Alors que la génération PlayStation 5 et Xbox Series X|S s’étire plus longtemps que prévu, en partie à cause des tensions persistantes sur les composants, Sony et Microsoft poursuivent déjà, en coulisses, la conception de leurs futures machines. Une course technologique silencieuse, mais déterminante, qui dessine peu à peu les contours de la prochaine génération.
Et du côté de Sony, les premières indiscrétions autour de la PlayStation 6 commencent à esquisser un portrait particulièrement ambitieux.
Une architecture mémoire taillée pour la haute performance

Selon une récente fuite relayée sur le forum NeoGAF par l’insider bien connu Kepler2, la PlayStation 6 embarquerait pas moins de 30 Go de mémoire GDDR7 unifiée. Une quantité inédite pour une console de salon, partagée entre le processeur et la partie graphique.
Dans le détail, cette mémoire serait répartie en dix modules de 3 Go, reliés par un bus de 160 bits, offrant une bande passante estimée à 640 Go/s. Un chiffre impressionnant, qui placerait la machine au niveau de certaines configurations PC haut de gamme.
Par rapport aux précédentes rumeurs, il s’agirait d’un gain de 6 Go supplémentaires, confirmant la volonté de Sony de miser sur une architecture résolument tournée vers l’avenir.
Vers une vraie démocratisation de la 4K à 60 FPS ?

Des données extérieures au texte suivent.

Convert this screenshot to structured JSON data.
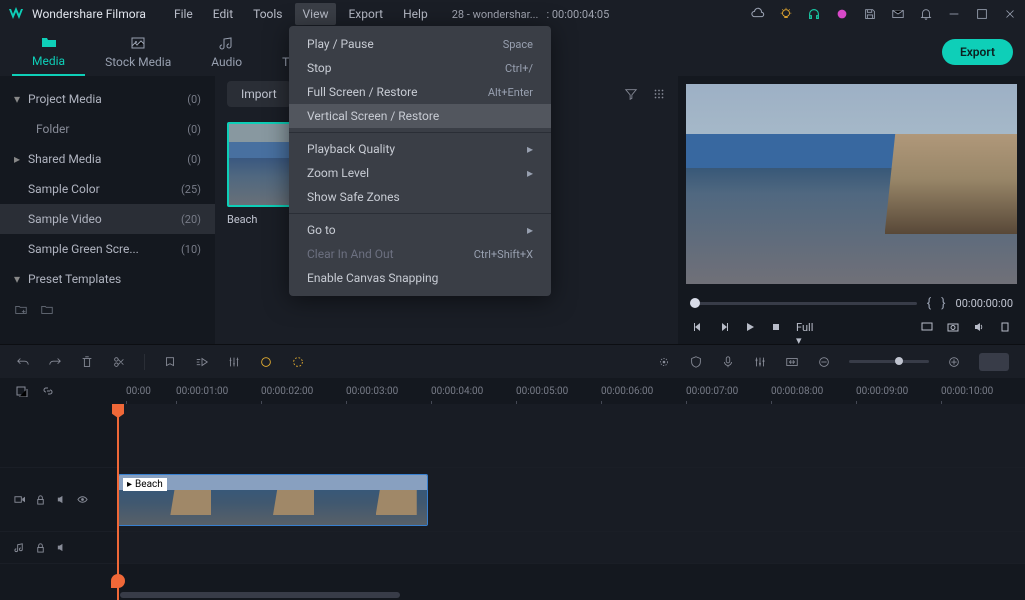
{
  "app": {
    "title": "Wondershare Filmora"
  },
  "menu": [
    "File",
    "Edit",
    "Tools",
    "View",
    "Export",
    "Help"
  ],
  "project": {
    "name": "28 - wondershar...",
    "time": ": 00:00:04:05"
  },
  "tabs": [
    {
      "label": "Media"
    },
    {
      "label": "Stock Media"
    },
    {
      "label": "Audio"
    },
    {
      "label": "Titles"
    }
  ],
  "export_label": "Export",
  "sidebar": [
    {
      "label": "Project Media",
      "count": "(0)",
      "chev": "▾"
    },
    {
      "label": "Folder",
      "count": "(0)",
      "indent": true
    },
    {
      "label": "Shared Media",
      "count": "(0)",
      "chev": "▸"
    },
    {
      "label": "Sample Color",
      "count": "(25)"
    },
    {
      "label": "Sample Video",
      "count": "(20)",
      "selected": true
    },
    {
      "label": "Sample Green Scre...",
      "count": "(10)"
    },
    {
      "label": "Preset Templates",
      "chev": "▾"
    }
  ],
  "import_label": "Import",
  "thumbs": [
    {
      "label": "Beach"
    },
    {
      "label": ""
    }
  ],
  "preview": {
    "brace_open": "{",
    "brace_close": "}",
    "time": "00:00:00:00",
    "full": "Full"
  },
  "ruler": [
    "00:00",
    "00:00:01:00",
    "00:00:02:00",
    "00:00:03:00",
    "00:00:04:00",
    "00:00:05:00",
    "00:00:06:00",
    "00:00:07:00",
    "00:00:08:00",
    "00:00:09:00",
    "00:00:10:00"
  ],
  "tracks": {
    "video": "",
    "audio": ""
  },
  "clip": {
    "label": "Beach"
  },
  "dropdown": [
    {
      "label": "Play / Pause",
      "sc": "Space"
    },
    {
      "label": "Stop",
      "sc": "Ctrl+/"
    },
    {
      "label": "Full Screen / Restore",
      "sc": "Alt+Enter"
    },
    {
      "label": "Vertical Screen / Restore",
      "hl": true
    },
    {
      "sep": true
    },
    {
      "label": "Playback Quality",
      "sub": true
    },
    {
      "label": "Zoom Level",
      "sub": true
    },
    {
      "label": "Show Safe Zones"
    },
    {
      "sep": true
    },
    {
      "label": "Go to",
      "sub": true
    },
    {
      "label": "Clear In And Out",
      "sc": "Ctrl+Shift+X",
      "disabled": true
    },
    {
      "label": "Enable Canvas Snapping"
    }
  ]
}
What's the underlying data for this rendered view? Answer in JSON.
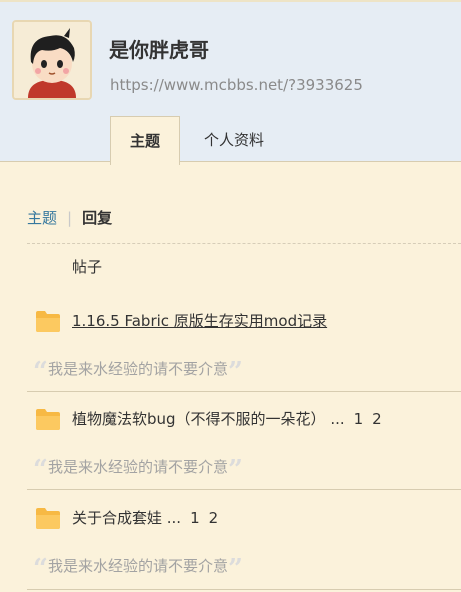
{
  "profile": {
    "username": "是你胖虎哥",
    "url": "https://www.mcbbs.net/?3933625"
  },
  "tabs": [
    {
      "label": "主题",
      "active": true
    },
    {
      "label": "个人资料",
      "active": false
    }
  ],
  "subnav": {
    "topics": "主题",
    "separator": "|",
    "replies": "回复"
  },
  "list_header": "帖子",
  "threads": [
    {
      "title": "1.16.5 Fabric 原版生存实用mod记录",
      "pages": [],
      "quote": "我是来水经验的请不要介意"
    },
    {
      "title": "植物魔法软bug（不得不服的一朵花） ...",
      "pages": [
        "1",
        "2"
      ],
      "quote": "我是来水经验的请不要介意"
    },
    {
      "title": "关于合成套娃 ...",
      "pages": [
        "1",
        "2"
      ],
      "quote": "我是来水经验的请不要介意"
    }
  ],
  "quote_marks": {
    "open": "“",
    "close": "”"
  },
  "colors": {
    "link": "#36789e",
    "background": "#fbf2db",
    "header_bg": "#e6edf4",
    "folder": "#f7b944"
  }
}
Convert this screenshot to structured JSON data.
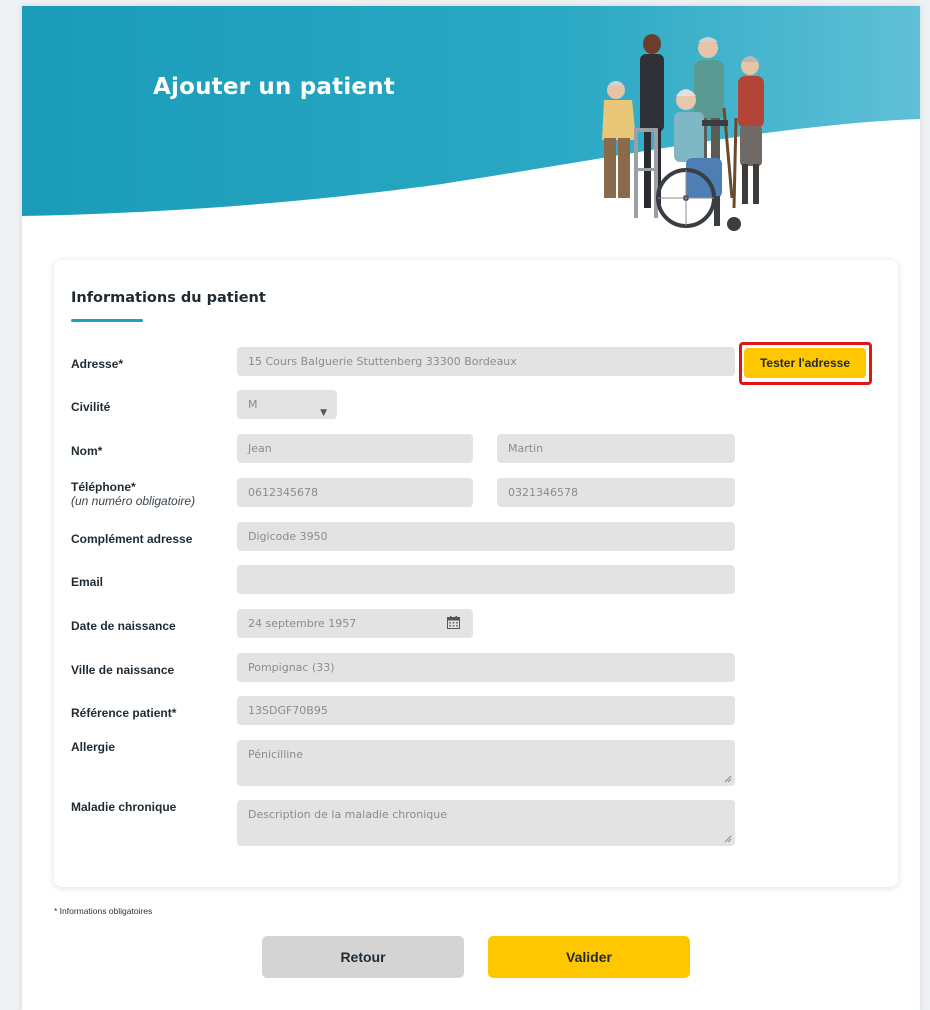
{
  "header": {
    "title": "Ajouter un patient",
    "accent_color": "#2aa8c4"
  },
  "form": {
    "section_title": "Informations du patient",
    "address": {
      "label": "Adresse*",
      "value": "15 Cours Balguerie Stuttenberg 33300 Bordeaux",
      "test_button": "Tester l'adresse"
    },
    "civility": {
      "label": "Civilité",
      "value": "M"
    },
    "name": {
      "label": "Nom*",
      "first": "Jean",
      "last": "Martin"
    },
    "phone": {
      "label": "Téléphone*",
      "sublabel": "(un numéro obligatoire)",
      "primary": "0612345678",
      "secondary": "0321346578"
    },
    "address_complement": {
      "label": "Complément adresse",
      "value": "Digicode 3950"
    },
    "email": {
      "label": "Email",
      "value": ""
    },
    "birth_date": {
      "label": "Date de naissance",
      "value": "24 septembre 1957"
    },
    "birth_city": {
      "label": "Ville de naissance",
      "value": "Pompignac (33)"
    },
    "patient_ref": {
      "label": "Référence patient*",
      "value": "13SDGF70B95"
    },
    "allergy": {
      "label": "Allergie",
      "value": "Pénicilline"
    },
    "chronic_disease": {
      "label": "Maladie chronique",
      "placeholder": "Description de la maladie chronique"
    }
  },
  "footnote": "* Informations obligatoires",
  "actions": {
    "back": "Retour",
    "submit": "Valider"
  },
  "colors": {
    "yellow": "#ffc700",
    "highlight": "#e1141a",
    "field": "#e3e3e3"
  }
}
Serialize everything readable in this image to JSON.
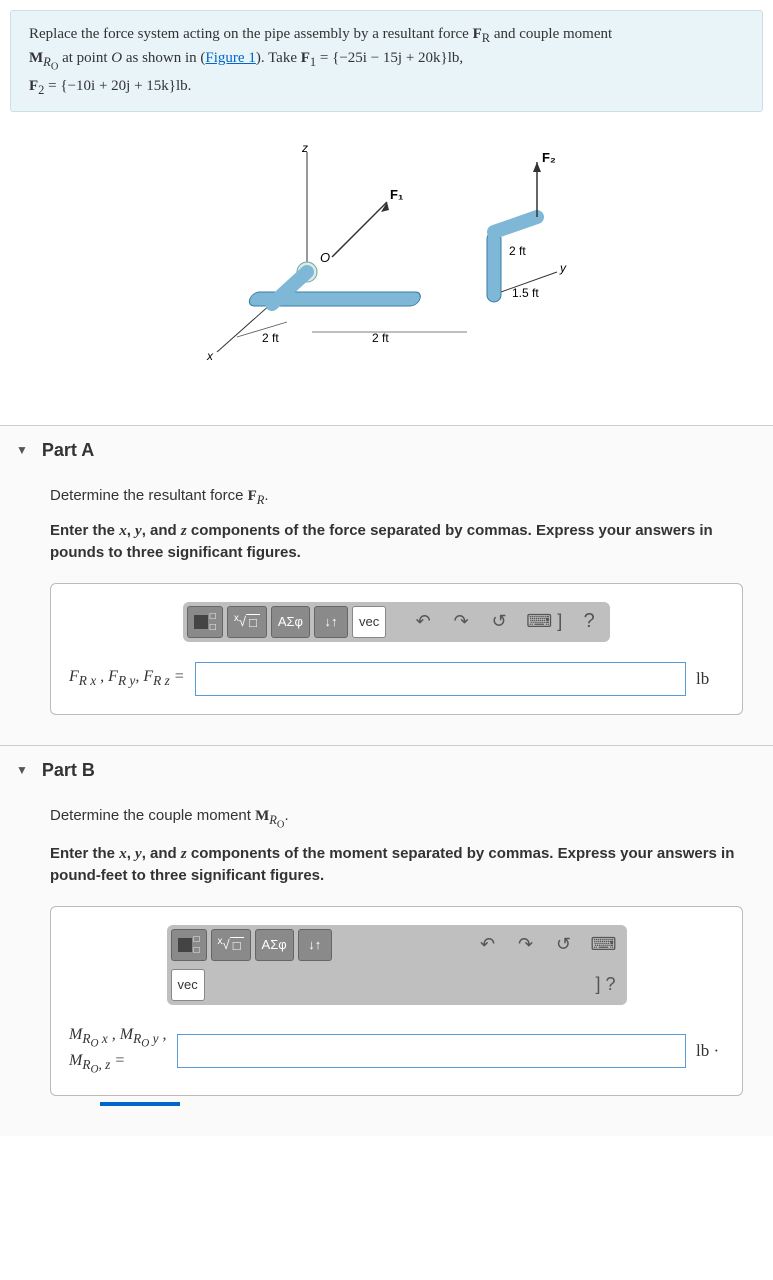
{
  "problem": {
    "line1_prefix": "Replace the force system acting on the pipe assembly by a resultant force ",
    "line1_fr": "F",
    "line1_frsub": "R",
    "line1_mid": " and couple moment ",
    "line2_m": "M",
    "line2_msub": "R",
    "line2_msub2": "O",
    "line2_mid": " at point ",
    "line2_O": "O",
    "line2_shown": " as shown in (",
    "figure_link": "Figure 1",
    "line2_take": "). Take ",
    "f1_label": "F",
    "f1_sub": "1",
    "f1_eq": " = {−25i − 15j + 20k}lb,",
    "f2_label": "F",
    "f2_sub": "2",
    "f2_eq": " = {−10i + 20j + 15k}lb."
  },
  "figure": {
    "z": "z",
    "x": "x",
    "y": "y",
    "O": "O",
    "F1": "F₁",
    "F2": "F₂",
    "d2ft_a": "2 ft",
    "d2ft_b": "2 ft",
    "d2ft_c": "2 ft",
    "d15ft": "1.5 ft"
  },
  "partA": {
    "title": "Part A",
    "prompt_pre": "Determine the resultant force ",
    "prompt_sym": "F",
    "prompt_sub": "R",
    "prompt_post": ".",
    "instruction": "Enter the x, y, and z components of the force separated by commas. Express your answers in pounds to three significant figures.",
    "label_html": "F<sub>R x</sub> , F<sub>R y</sub>, F<sub>R z</sub> =",
    "unit": "lb"
  },
  "partB": {
    "title": "Part B",
    "prompt_pre": "Determine the couple moment ",
    "prompt_sym": "M",
    "prompt_sub": "R",
    "prompt_sub2": "O",
    "prompt_post": ".",
    "instruction": "Enter the x, y, and z components of the moment separated by commas. Express your answers in pound-feet to three significant figures.",
    "label_line1": "M<sub>R<sub>O</sub> x</sub> , M<sub>R<sub>O</sub> y</sub> ,",
    "label_line2": "M<sub>R<sub>O</sub>, z</sub> =",
    "unit": "lb ·"
  },
  "toolbar": {
    "templates": "",
    "sqrt": "√",
    "greek": "ΑΣφ",
    "arrows": "↓↑",
    "vec": "vec",
    "undo": "↶",
    "redo": "↷",
    "reset": "↺",
    "keyboard": "⌨ ]",
    "help": "?",
    "help2": "] ?"
  }
}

Avec une telle enveloppe mémoire, la PlayStation 6 pourrait enfin tenir une promesse que l’industrie poursuit depuis plusieurs générations : proposer une 4K native stable à 60 images par seconde, sans compromis majeurs sur les effets visuels.
Textures ultra-détaillées, mondes ouverts plus denses, intelligence artificielle plus sophistiquée, ray tracing avancé… Cette puissance supplémentaire offrirait aux studios une marge de manœuvre inédite pour repousser les limites techniques.
Reste toutefois à savoir comment les développeurs exploiteront réellement ce potentiel, dans un contexte où l’optimisation reste souvent aussi cruciale que la puissance brute.
Une sortie encore lointaine, freinée par le marché

Malgré ces perspectives alléchantes, les joueurs devront faire preuve de patience. Les difficultés actuelles liées à la production des semi-conducteurs, et plus particulièrement de la mémoire haut de gamme, continuent de peser sur l’industrie.
La GDDR7, très demandée et encore coûteuse à produire, limite pour l’instant toute perspective de lancement à court terme. Selon plusieurs analystes, la situation ne devrait se stabiliser qu’à partir de 2028.
Dans ce contexte, une sortie de la PlayStation 6 vers 2029, voire au-delà, semble aujourd’hui crédible.
Un positionnement tarifaire à haut risque

Qui dit puissance accrue, dit forcément hausse des coûts. Avec 30 Go de GDDR7, un SoC nouvelle génération et des composants premium, la PS6 pourrait afficher un prix bien supérieur aux standards habituels du marché.
Le mythique seuil des 500 euro, longtemps considéré comme la limite psychologique pour une console, pourrait être dépassé. Sony se retrouverait alors face à un dilemme stratégique : préserver l’accessibilité de son écosystème ou assumer un virage plus haut de gamme.
D’autant plus que la future Xbox serait elle aussi positionnée comme une machine premium, avec un tarif qui pourrait avoisiner les 1000 dollars selon certaines rumeurs.
Un écosystème élargi avec une console portable ?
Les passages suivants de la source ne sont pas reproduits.